NYSRPA confirms that at least three Justices in the RNC majority – Justice Gorsuch, Justice Thomas, and Justice Alito—don’t actually care whether plaintiffs requested a particular form of relief or not.  In NYSRPA, the plaintiffs had specifically requested an injunction against the enforcement of NYC’s no-longer-existent requirement. The dissenters explained that: “If this Court were to hold, as petitioners request and as I believe we should, that 38 N. Y. C. R. R. §5–23 violated petitioners’ Second Amendment right, the District Court on remand could (and probably should) award damages.” In other words, they are specifically endorsing the proposition that district courts can and should award plaintiffs different forms of relief than what the plaintiffs requested – here, legal relief (damages) versus equitable relief. In RNC, by contrast, they argued that the plaintiffs’ (asserted) failure to request a specific form of equitable relief meant that the district court was wrong to award it.

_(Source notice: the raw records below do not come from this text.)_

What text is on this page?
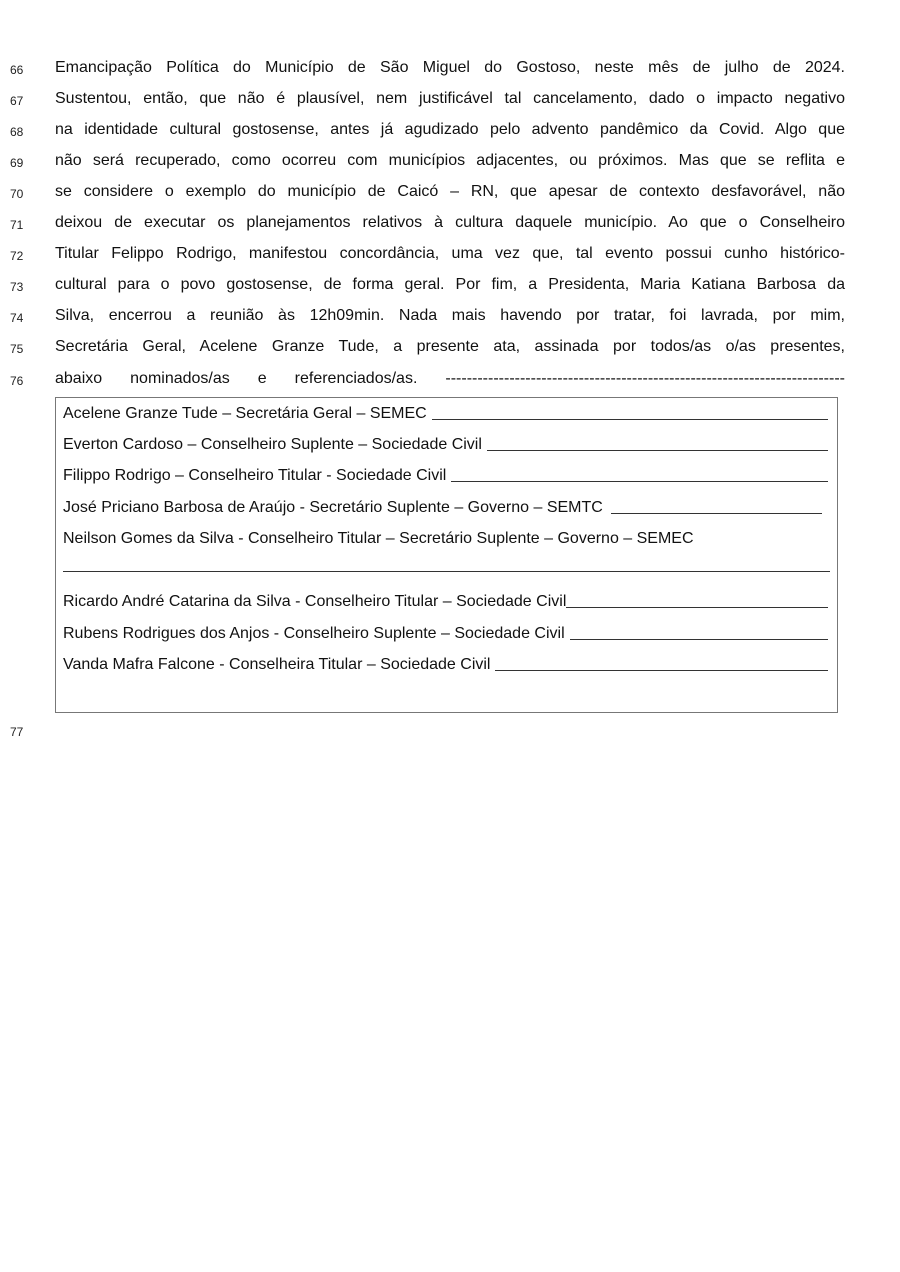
66 Emancipação Política do Município de São Miguel do Gostoso, neste mês de julho de 2024.
67 Sustentou, então, que não é plausível, nem justificável tal cancelamento, dado o impacto negativo
68 na identidade cultural gostosense, antes já agudizado pelo advento pandêmico da Covid. Algo que
69 não será recuperado, como ocorreu com municípios adjacentes, ou próximos. Mas que se reflita e
70 se considere o exemplo do município de Caicó – RN, que apesar de contexto desfavorável, não
71 deixou de executar os planejamentos relativos à cultura daquele município. Ao que o Conselheiro
72 Titular Felippo Rodrigo, manifestou concordância, uma vez que, tal evento possui cunho histórico-
73 cultural para o povo gostosense, de forma geral. Por fim, a Presidenta, Maria Katiana Barbosa da
74 Silva, encerrou a reunião às 12h09min. Nada mais havendo por tratar, foi lavrada, por mim,
75 Secretária Geral, Acelene Granze Tude, a presente ata, assinada por todos/as o/as presentes,
76 abaixo nominados/as e referenciados/as. ---------------------------------------------------------------------------
Acelene Granze Tude – Secretária Geral – SEMEC
Everton Cardoso – Conselheiro Suplente – Sociedade Civil
Filippo Rodrigo – Conselheiro Titular - Sociedade Civil
José Priciano Barbosa de Araújo - Secretário Suplente – Governo – SEMTC
Neilson Gomes da Silva - Conselheiro Titular – Secretário Suplente – Governo – SEMEC
Ricardo André Catarina da Silva - Conselheiro Titular – Sociedade Civil
Rubens Rodrigues dos Anjos - Conselheiro Suplente – Sociedade Civil
Vanda Mafra Falcone - Conselheira Titular – Sociedade Civil
77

So what gives? I don’t want to go on and on about Wisconsin. But I do want to say that NYSRPA is another example of the perspective that some critics brought to the Court’s decision in RNC v. DNC. That perspective is exemplified by the broader and more wide-ranging lens that Sherrilyn Ifill’s Slate piece applied to evaluate the Court’s decision in RNC.  She argued, and I agree, that the bankruptcy of the Court’s decision in RNC was evident in light of the Court’s other cases on voting (and other topics too). Those other cases underscore why the purported “principles” that the RNC majority gave (or that the Court’s apologists gave) are unpersuasive and, at a minimum, do not justify forcing voters to vote in public in the midst of a deadly pandemic. 

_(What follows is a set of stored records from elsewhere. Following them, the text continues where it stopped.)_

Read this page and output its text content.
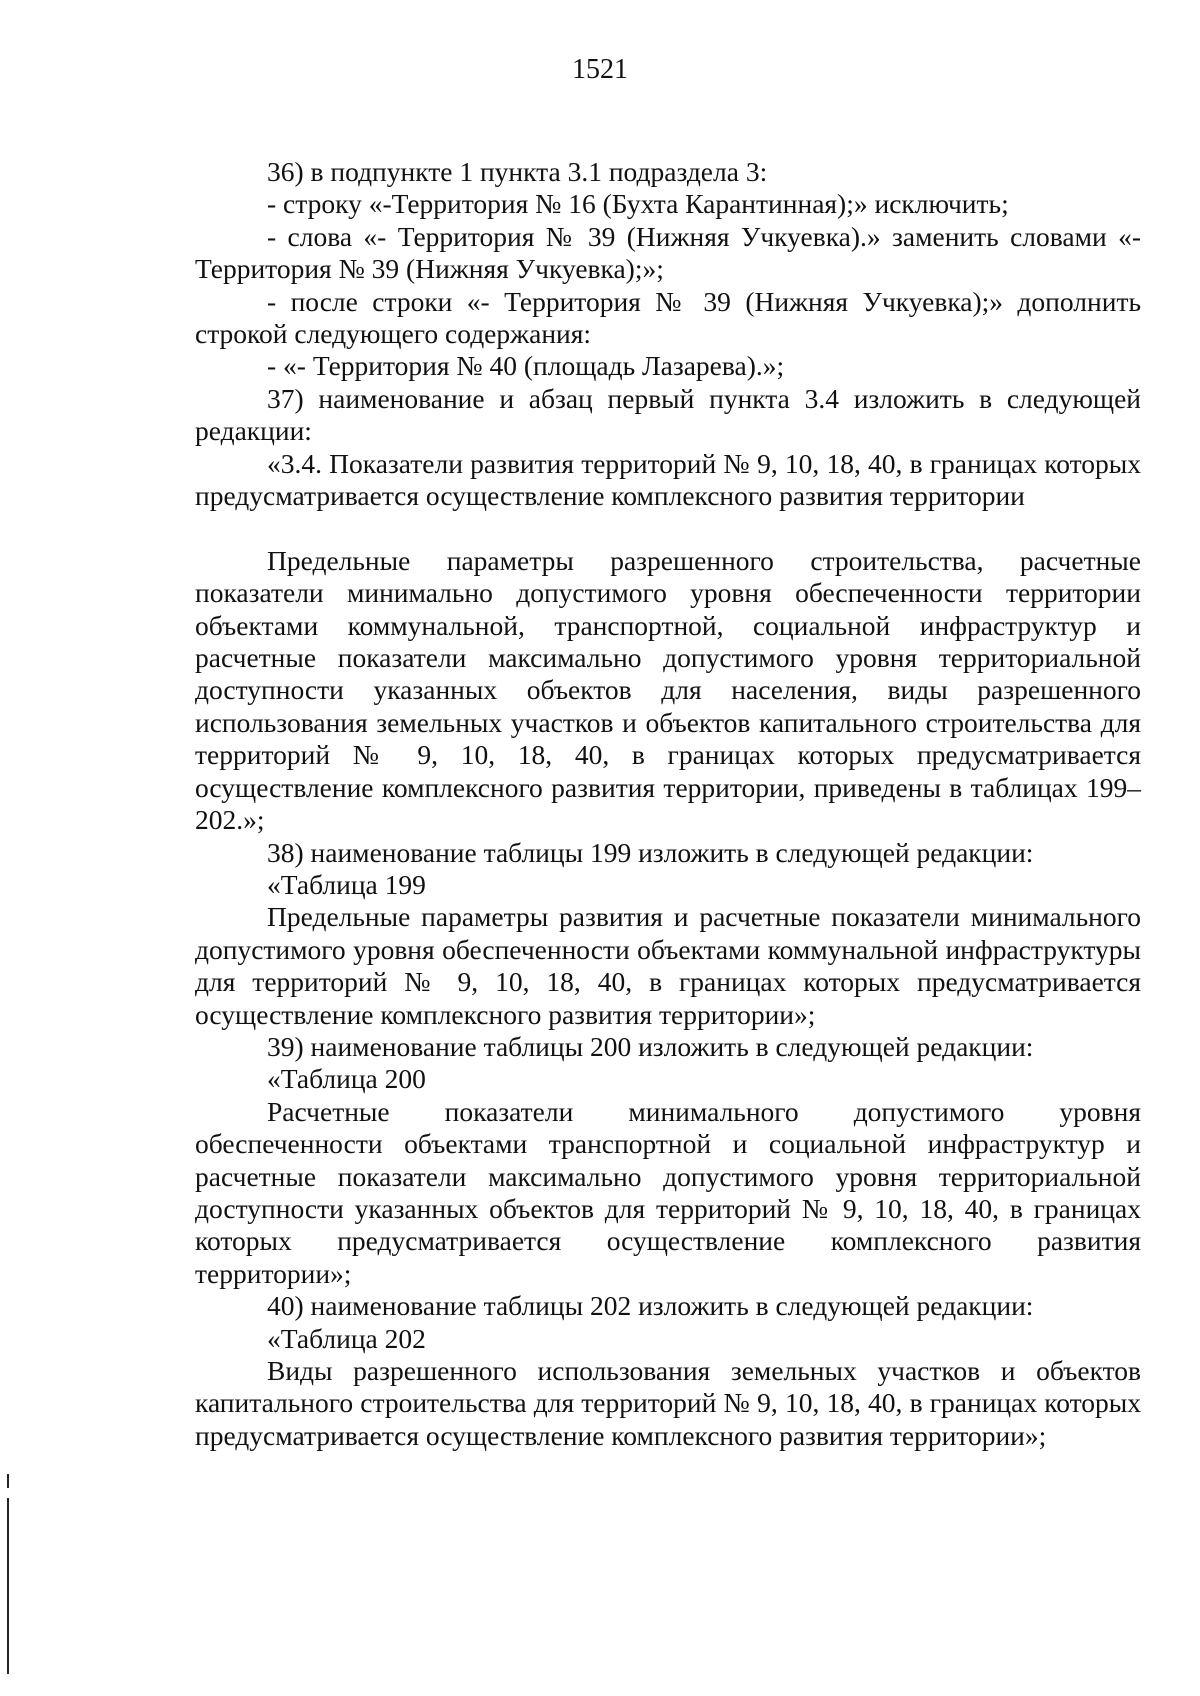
1521

36) в подпункте 1 пункта 3.1 подраздела 3:

- строку «-Территория № 16 (Бухта Карантинная);» исключить;

- слова «- Территория № 39 (Нижняя Учкуевка).» заменить словами «- Территория № 39 (Нижняя Учкуевка);»;

- после строки «- Территория № 39 (Нижняя Учкуевка);» дополнить строкой следующего содержания:

- «- Территория № 40 (площадь Лазарева).»;

37) наименование и абзац первый пункта 3.4 изложить в следующей редакции:

«3.4. Показатели развития территорий № 9, 10, 18, 40, в границах которых предусматривается осуществление комплексного развития территории

Предельные параметры разрешенного строительства, расчетные показатели минимально допустимого уровня обеспеченности территории объектами коммунальной, транспортной, социальной инфраструктур и расчетные показатели максимально допустимого уровня территориальной доступности указанных объектов для населения, виды разрешенного использования земельных участков и объектов капитального строительства для территорий № 9, 10, 18, 40, в границах которых предусматривается осуществление комплексного развития территории, приведены в таблицах 199–202.»;

38) наименование таблицы 199 изложить в следующей редакции:

«Таблица 199

Предельные параметры развития и расчетные показатели минимального допустимого уровня обеспеченности объектами коммунальной инфраструктуры для территорий № 9, 10, 18, 40, в границах которых предусматривается осуществление комплексного развития территории»;

39) наименование таблицы 200 изложить в следующей редакции:

«Таблица 200

Расчетные показатели минимального допустимого уровня обеспеченности объектами транспортной и социальной инфраструктур и расчетные показатели максимально допустимого уровня территориальной доступности указанных объектов для территорий № 9, 10, 18, 40, в границах которых предусматривается осуществление комплексного развития территории»;

40) наименование таблицы 202 изложить в следующей редакции:

«Таблица 202

Виды разрешенного использования земельных участков и объектов капитального строительства для территорий № 9, 10, 18, 40, в границах которых предусматривается осуществление комплексного развития территории»;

For example, NYSRPA confirms the selectivity with which some Justices apply the principles they gave for their votes in RNC. When you put the two decisions together, they seem to say something like: It is okay for courts to award plaintiffs in Second Amendment cases relief they didn’t explicitly seek, but it is not okay for courts to award plaintiffs in voting rights cases relief they didn’t explicitly seek (even when not awarding that relief could force those voters to the choice between not voting or voting and contracting the coronavirus). That’s hardly a defensible principle. (The NYSRPA dissenters made clear that they were not suggesting the plaintiffs could amend their compliant to seek damages; instead they maintained that the plaintiffs’ request for “any other such further relief as the court deems just and proper” could encompass a request for damages. If that’s true, then why wouldn’t that generic catch all language be good enough for the RNC plaintiffs to have requested an extension for receiving absentee ballots.)

These comparisons between the NYSRPA dissenters’ claims and their views elsewhere, including in the Wisconsin case, underscore the point I ended my last point with (an obvious one, but one that’s worth repeating):

Maine Community Health is a nice reminder that sometimes the law is clear enough to generate an answer – even when that answer runs counter to a judge’s policy or partisan preferences. But NYSRPA is an equally important reminder that, even when the law is that clear, sometimes that won’t be enough.